Anda, como todas as plantas da casa, meio murcha, negando verde, desistindo de esticar folhas e caule. É claro que falta sol. Mesmo quando as peças se amarelam e esquentam porque é dia leve lá fora, é sem nuvens e é de algum vento capaz de sacudir as cortinas e as energias viciadas e encalhadas nos cantos dos cômodos, falta sol.
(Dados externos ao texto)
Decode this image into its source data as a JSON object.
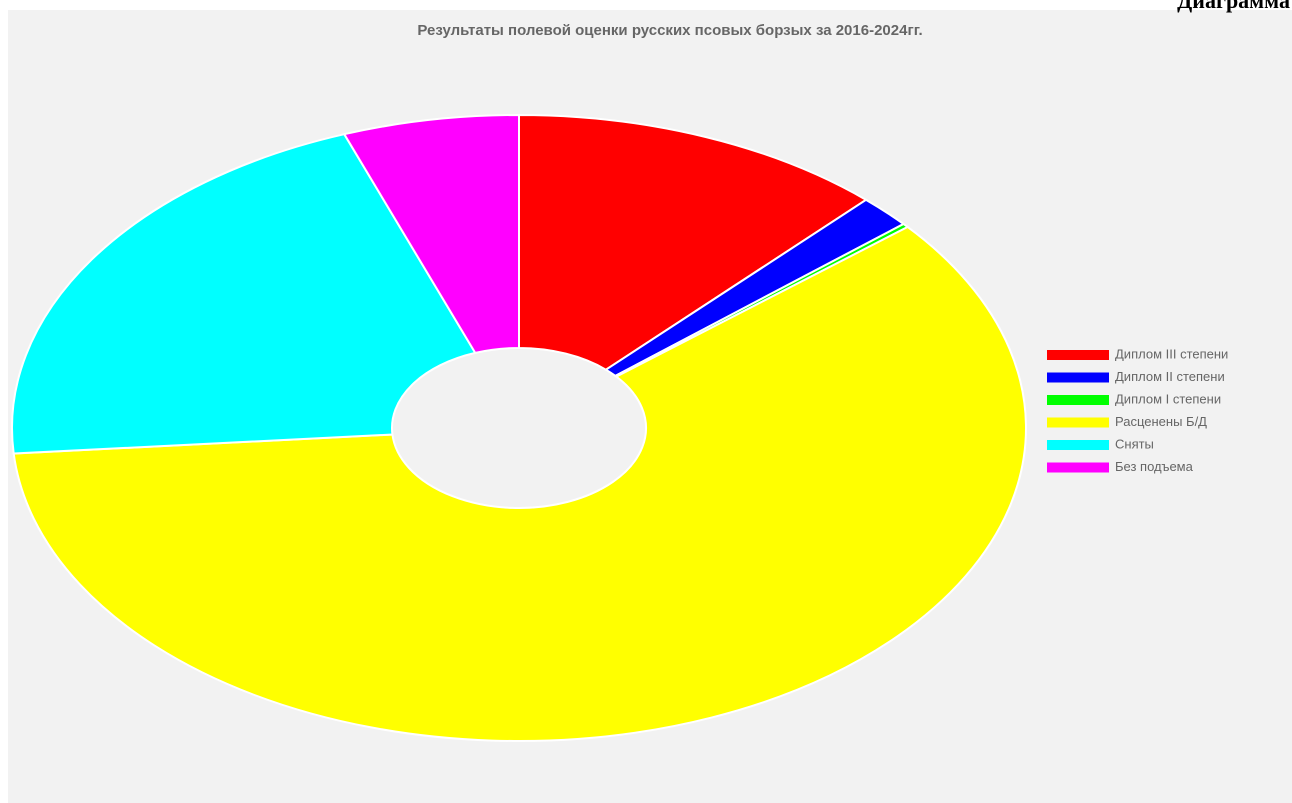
{
  "header": "Диаграмма",
  "chart_data": {
    "type": "doughnut",
    "title": "Результаты полевой оценки русских псовых борзых за 2016-2024гг.",
    "categories": [
      "Диплом III степени",
      "Диплом II степени",
      "Диплом I степени",
      "Расценены Б/Д",
      "Сняты",
      "Без подъема"
    ],
    "values": [
      12,
      1.7,
      0.2,
      59.8,
      20.7,
      5.6
    ],
    "colors": [
      "#ff0000",
      "#0000ff",
      "#00ff00",
      "#ffff00",
      "#00ffff",
      "#ff00ff"
    ],
    "legend": "right"
  }
}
Está, como todas as plantas da casa, ressequida, com a pele quebradiça e boa parte do corpo dando defeito. O blusão colorido e o batom vinho para sempre na boca não dão mais jeito. Não disfarçam. Não distraem. Não aliviam. Deve ser o frio.
Deve ser. O frio. Assemelha-se, e não vagamente, aos peixes que tentou criar sem sucesso anos atrás. Queria os dourados, barrigudos, de olhos arregalados, circulando no aquário ao redor da folhagem plástica e do termostato, mas também acolhia os que se reproduziam rápido, os que faziam faxina entre as pedras e os que tinham nadadeiras longas. Criar peixes é uma agonia. E um exercício filosófico constante. Perdeu um a um até entender que não há paz possível em se brincar de Deus. Parece que aprendeu os comportamentos dos bichos e agora os repete, todos ao mesmo tempo: nada sem rumo e não vai a lugar nenhum, come o que cai na frente da cara, sofre das doenças de inverno – inevitáveis os pontos brancos – e sobe à superfície para se encher de ar quando o ambiente fica insuportável. E isso é tudo. Vai resistindo conforme oscila a temperatura. O frio, deve ser.
Tem, e não por preguiça, um sono que só aumenta e a pega de segunda a segunda, à noite, pela madrugada, e por último também nos intervalos da rotina. É chegar em casa que os ombros pesam, o barulho do apartamento vizinho espeta os ouvidos e qualquer assento chama. Não precisa ser cama com edredom, o sofá é suficiente e abraça seu metro e meio todinho. Vale cadeira, vale banco de ônibus, valem as costas apoiadas na parede e até os olhos abertos. É prestar atenção para ver que o corpo permanece, mas a vida voou dali sabe-se lá para onde. O bom é que volta. A vida volta contrariada, mas volta. Deve ser só o frio.
Ouviu mais cedo, e não por escolha, que em tanto tempo de profissão aquela voz vestida de jaleco com flores bordadas na gola jamais viu quem se recuperasse de um 10 F32, som de alegria insistente e velha entrando pelas orelhas blá, blá, blá, não fazia sentido, como não faz sua garganta ardendo e seus pés gelados, apesar de duas meias soquete sobrepostas. Mais cedo chovia e era cinza por todos os lados, na mesma medida fora e dentro, e ela pensou que estava em casa, que tinha enfim compreendido, que tudo em si combinava com tudo ao redor, que havia sintonia e coerência entre a rua molhada, glacial, e os seus cabelos pingando água do céu, e, bem, era bonito aquilo tudo assim: o passo cabendo na calçada e o sentido, de repente, da possibilidade de rédea na mão outra vez. Mas não. Certezas ditas dentro de salas iluminadas e aquecidas artificialmente são de uma convicção desoladora. Talvez não haja cura para ela. Deve ser, mesmo, o frio.